Yes, I tried "gsl_integration_qagiu" , it also couldn't handle the
oscillation and finally giving a very large +ve or -ve value.
I am doing multiple integrations(using say gsl_integration_qag) between
the zero's of J0(x) and summing up the series using some force convergence
method. Its is very slow method.
My integral is :
I(k)= \int_0^\infty [dx x J0(kx) F(x) ].
comes from
I(k)= 1/(2pi)*\int_0^\infty [ d^2x exp(i k.x) F(x)]
which is has a form very similar to a Fourier-Transform integration.
is there any other efficient method to handle such integral?
regards,
Prithwish
>* At Wed, 2 Jun 2010 06:33:16 -0400,*
>* address@hidden wrote:*
>*> I am a beginer with gsl and I am trying to do an integration of the*
>*> form:*
>*>*
>*> \int_0^\infty [ x J0(x) F(x) ].*
>*>*
>*> J0(x) being oscillatory makes the integrtal +ve and -ve within its*
>*> consecutive zero's.
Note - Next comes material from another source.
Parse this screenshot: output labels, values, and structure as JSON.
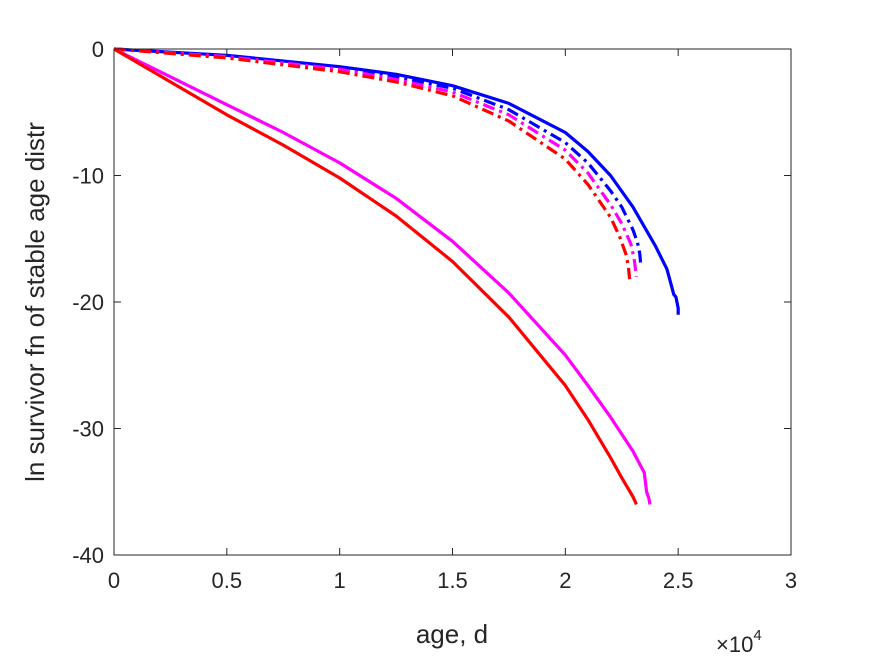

Form of F(x) is such that the overall integrand is a*
>*> decaying function of x.*
>*>*
>*> How to handle this type of integration using gsl.*
>*>*
>*> I tried using "gsl_integration_qag", but its not giving the correct*
>*> results.*
>*>*
>
>* Did you try gsl_integration_qagiu (infinite upper limit)?*
>